To my mind, this flies totally in the face of the experience of our species. We need government simply because, as individuals, we lack the ability to be consistently wise, far-sighted and virtuous.

Moreover, it would be nice if there was a natural state of harmony towards which society and the economy naturally gravitate. But it just ain't so.

Your highly ideological and somewhat eighteenth century anti-tax rant would essentially deprive government of the means to fulfill its responsibilities.

Nic the NZer said...

@Brendan, While I don't expect you to understand any of this, your numbers are based on a simple slight of hand.

I take it that your analysis is based on this (or similar).

First (to point out) the net-tax figure is deceiving. The same 10% who pay (apparently) 70% of the net tax only pay 37% of the tax taken.

This slight of hand is achieved by (and because) NZ is running a large budget deficit. This leads to NZ government borrowing money (ultimately from its central bank). So a large portion of the governments budget is borrowed (ultimately, though not directly, from itself) not taken in tax.

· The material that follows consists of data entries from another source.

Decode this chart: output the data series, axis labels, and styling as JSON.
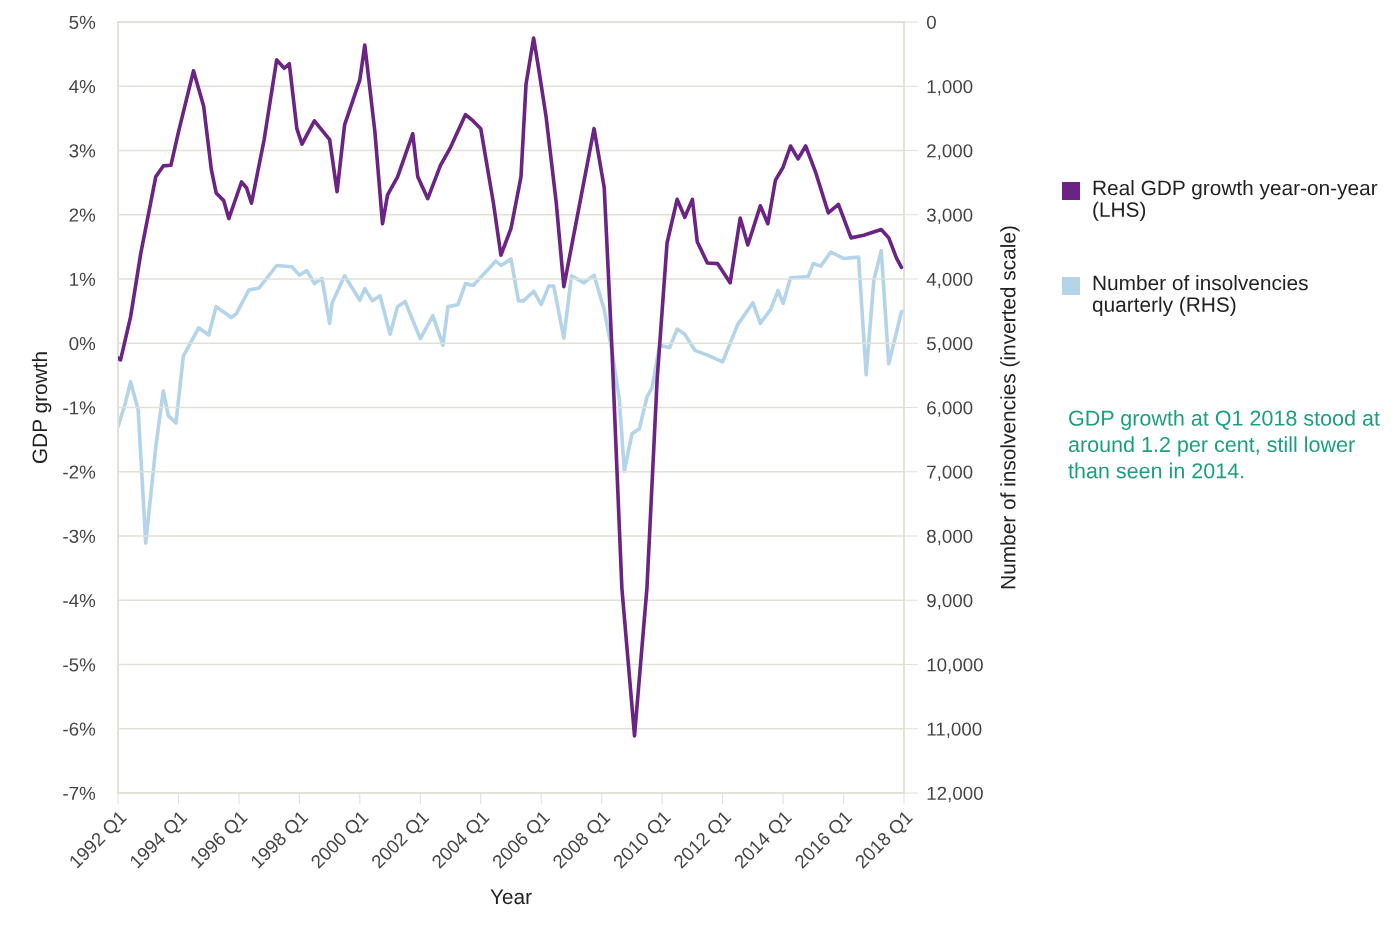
{
  "chart_data": {
    "type": "line",
    "xlabel": "Year",
    "ylabel": "GDP growth",
    "y2label": "Number of insolvencies (inverted scale)",
    "xlim": [
      "1992-01",
      "2018-01"
    ],
    "xticks": [
      {
        "value": "1992-01",
        "label": "1992 Q1"
      },
      {
        "value": "1994-01",
        "label": "1994 Q1"
      },
      {
        "value": "1996-01",
        "label": "1996 Q1"
      },
      {
        "value": "1998-01",
        "label": "1998 Q1"
      },
      {
        "value": "2000-01",
        "label": "2000 Q1"
      },
      {
        "value": "2002-01",
        "label": "2002 Q1"
      },
      {
        "value": "2004-01",
        "label": "2004 Q1"
      },
      {
        "value": "2006-01",
        "label": "2006 Q1"
      },
      {
        "value": "2008-01",
        "label": "2008 Q1"
      },
      {
        "value": "2010-01",
        "label": "2010 Q1"
      },
      {
        "value": "2012-01",
        "label": "2012 Q1"
      },
      {
        "value": "2014-01",
        "label": "2014 Q1"
      },
      {
        "value": "2016-01",
        "label": "2016 Q1"
      },
      {
        "value": "2018-01",
        "label": "2018 Q1"
      }
    ],
    "ylim": [
      -7,
      5
    ],
    "yticks": [
      {
        "value": 5,
        "label": "5%"
      },
      {
        "value": 4,
        "label": "4%"
      },
      {
        "value": 3,
        "label": "3%"
      },
      {
        "value": 2,
        "label": "2%"
      },
      {
        "value": 1,
        "label": "1%"
      },
      {
        "value": 0,
        "label": "0%"
      },
      {
        "value": -1,
        "label": "-1%"
      },
      {
        "value": -2,
        "label": "-2%"
      },
      {
        "value": -3,
        "label": "-3%"
      },
      {
        "value": -4,
        "label": "-4%"
      },
      {
        "value": -5,
        "label": "-5%"
      },
      {
        "value": -6,
        "label": "-6%"
      },
      {
        "value": -7,
        "label": "-7%"
      }
    ],
    "y2lim": [
      12000,
      0
    ],
    "y2ticks": [
      {
        "value": 0,
        "label": "0"
      },
      {
        "value": 1000,
        "label": "1,000"
      },
      {
        "value": 2000,
        "label": "2,000"
      },
      {
        "value": 3000,
        "label": "3,000"
      },
      {
        "value": 4000,
        "label": "4,000"
      },
      {
        "value": 5000,
        "label": "5,000"
      },
      {
        "value": 6000,
        "label": "6,000"
      },
      {
        "value": 7000,
        "label": "7,000"
      },
      {
        "value": 8000,
        "label": "8,000"
      },
      {
        "value": 9000,
        "label": "9,000"
      },
      {
        "value": 10000,
        "label": "10,000"
      },
      {
        "value": 11000,
        "label": "11,000"
      },
      {
        "value": 12000,
        "label": "12,000"
      }
    ],
    "grid": "y",
    "legend": "right",
    "marker": "none",
    "line_style": "solid",
    "annotations": [
      "GDP growth at Q1 2018 stood at around 1.2 per cent, still lower than seen in 2014."
    ],
    "series": [
      {
        "name": "Real GDP growth year-on-year (LHS)",
        "color": "#6b2384",
        "x": [
          "1992-01",
          "1992-02",
          "1992-06",
          "1992-10",
          "1993-04",
          "1993-07",
          "1993-10",
          "1994-01",
          "1994-07",
          "1994-11",
          "1995-02",
          "1995-04",
          "1995-07",
          "1995-09",
          "1996-02",
          "1996-04",
          "1996-06",
          "1996-11",
          "1997-04",
          "1997-07",
          "1997-09",
          "1997-12",
          "1998-02",
          "1998-07",
          "1999-01",
          "1999-04",
          "1999-07",
          "2000-01",
          "2000-03",
          "2000-07",
          "2000-10",
          "2000-12",
          "2001-04",
          "2001-10",
          "2001-12",
          "2002-04",
          "2002-09",
          "2003-01",
          "2003-07",
          "2003-10",
          "2004-01",
          "2004-06",
          "2004-09",
          "2005-01",
          "2005-05",
          "2005-07",
          "2005-10",
          "2005-12",
          "2006-03",
          "2006-07",
          "2006-10",
          "2007-01",
          "2007-05",
          "2007-10",
          "2008-02",
          "2008-05",
          "2008-09",
          "2009-02",
          "2009-07",
          "2009-11",
          "2010-03",
          "2010-07",
          "2010-10",
          "2011-01",
          "2011-03",
          "2011-07",
          "2011-11",
          "2012-04",
          "2012-08",
          "2012-11",
          "2013-04",
          "2013-07",
          "2013-10",
          "2014-01",
          "2014-04",
          "2014-07",
          "2014-10",
          "2015-02",
          "2015-07",
          "2015-11",
          "2016-04",
          "2016-09",
          "2017-04",
          "2017-07",
          "2017-10",
          "2017-12"
        ],
        "values": [
          -0.23,
          -0.26,
          0.41,
          1.39,
          2.59,
          2.76,
          2.77,
          3.29,
          4.24,
          3.69,
          2.71,
          2.34,
          2.22,
          1.94,
          2.51,
          2.42,
          2.18,
          3.17,
          4.41,
          4.28,
          4.35,
          3.34,
          3.1,
          3.46,
          3.17,
          2.36,
          3.4,
          4.1,
          4.64,
          3.29,
          1.86,
          2.31,
          2.59,
          3.26,
          2.59,
          2.25,
          2.77,
          3.05,
          3.56,
          3.46,
          3.34,
          2.19,
          1.37,
          1.79,
          2.59,
          4.03,
          4.75,
          4.27,
          3.52,
          2.19,
          0.88,
          1.5,
          2.31,
          3.34,
          2.42,
          0.0,
          -3.81,
          -6.11,
          -3.81,
          -0.57,
          1.56,
          2.24,
          1.96,
          2.24,
          1.58,
          1.25,
          1.24,
          0.94,
          1.95,
          1.53,
          2.14,
          1.86,
          2.54,
          2.74,
          3.07,
          2.87,
          3.07,
          2.65,
          2.03,
          2.16,
          1.64,
          1.68,
          1.77,
          1.64,
          1.33,
          1.18
        ]
      },
      {
        "name": "Number of insolvencies quarterly (RHS)",
        "color": "#b4d4ea",
        "axis": "y2",
        "x": [
          "1992-01",
          "1992-04",
          "1992-06",
          "1992-09",
          "1992-12",
          "1993-04",
          "1993-07",
          "1993-09",
          "1993-12",
          "1994-03",
          "1994-09",
          "1995-01",
          "1995-04",
          "1995-10",
          "1995-12",
          "1996-05",
          "1996-09",
          "1997-04",
          "1997-10",
          "1998-01",
          "1998-04",
          "1998-07",
          "1998-10",
          "1999-01",
          "1999-02",
          "1999-07",
          "1999-10",
          "2000-01",
          "2000-03",
          "2000-06",
          "2000-09",
          "2001-01",
          "2001-04",
          "2001-07",
          "2002-01",
          "2002-06",
          "2002-10",
          "2002-12",
          "2003-04",
          "2003-07",
          "2003-10",
          "2004-07",
          "2004-09",
          "2005-01",
          "2005-04",
          "2005-06",
          "2005-10",
          "2006-01",
          "2006-04",
          "2006-06",
          "2006-10",
          "2007-01",
          "2007-06",
          "2007-10",
          "2008-02",
          "2008-05",
          "2008-08",
          "2008-10",
          "2009-01",
          "2009-04",
          "2009-07",
          "2009-09",
          "2009-12",
          "2010-04",
          "2010-07",
          "2010-10",
          "2011-02",
          "2011-08",
          "2012-01",
          "2012-07",
          "2013-01",
          "2013-04",
          "2013-08",
          "2013-11",
          "2014-01",
          "2014-04",
          "2014-11",
          "2015-01",
          "2015-04",
          "2015-08",
          "2016-01",
          "2016-07",
          "2016-10",
          "2017-01",
          "2017-04",
          "2017-07",
          "2017-12",
          "2018-01"
        ],
        "values": [
          6300,
          5920,
          5600,
          6040,
          8110,
          6620,
          5740,
          6130,
          6240,
          5200,
          4760,
          4870,
          4430,
          4600,
          4540,
          4170,
          4140,
          3790,
          3810,
          3940,
          3870,
          4070,
          3990,
          4690,
          4370,
          3950,
          4140,
          4330,
          4150,
          4340,
          4260,
          4860,
          4430,
          4350,
          4930,
          4570,
          5030,
          4430,
          4400,
          4070,
          4100,
          3720,
          3790,
          3690,
          4340,
          4340,
          4190,
          4400,
          4110,
          4110,
          4920,
          3950,
          4060,
          3940,
          4480,
          5090,
          5870,
          6990,
          6410,
          6330,
          5840,
          5690,
          5030,
          5070,
          4780,
          4860,
          5110,
          5200,
          5290,
          4710,
          4370,
          4690,
          4480,
          4180,
          4380,
          3980,
          3960,
          3760,
          3800,
          3580,
          3680,
          3660,
          5490,
          4020,
          3560,
          5320,
          4510,
          4500
        ]
      }
    ]
  }
}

This influences the transfer payments, and you will note that the net-tax-paid percentages actually add up to 209%. But with some of that percentage being negative. So your 70% is a percent of something which should not be treated in this way really (if we think of it as a iceberg then 109% of the iceberg is below the water line and you are ignoring this, hopefully not from the helm of a large vessel of state).

Simply claiming that 70% of tax is paid conflates the actual tax paid by this segment with the significant portion of the budget which the government borrows from itself (the deficit) in order not to impose too significant a burden on the economy (including the most wealthy NZers).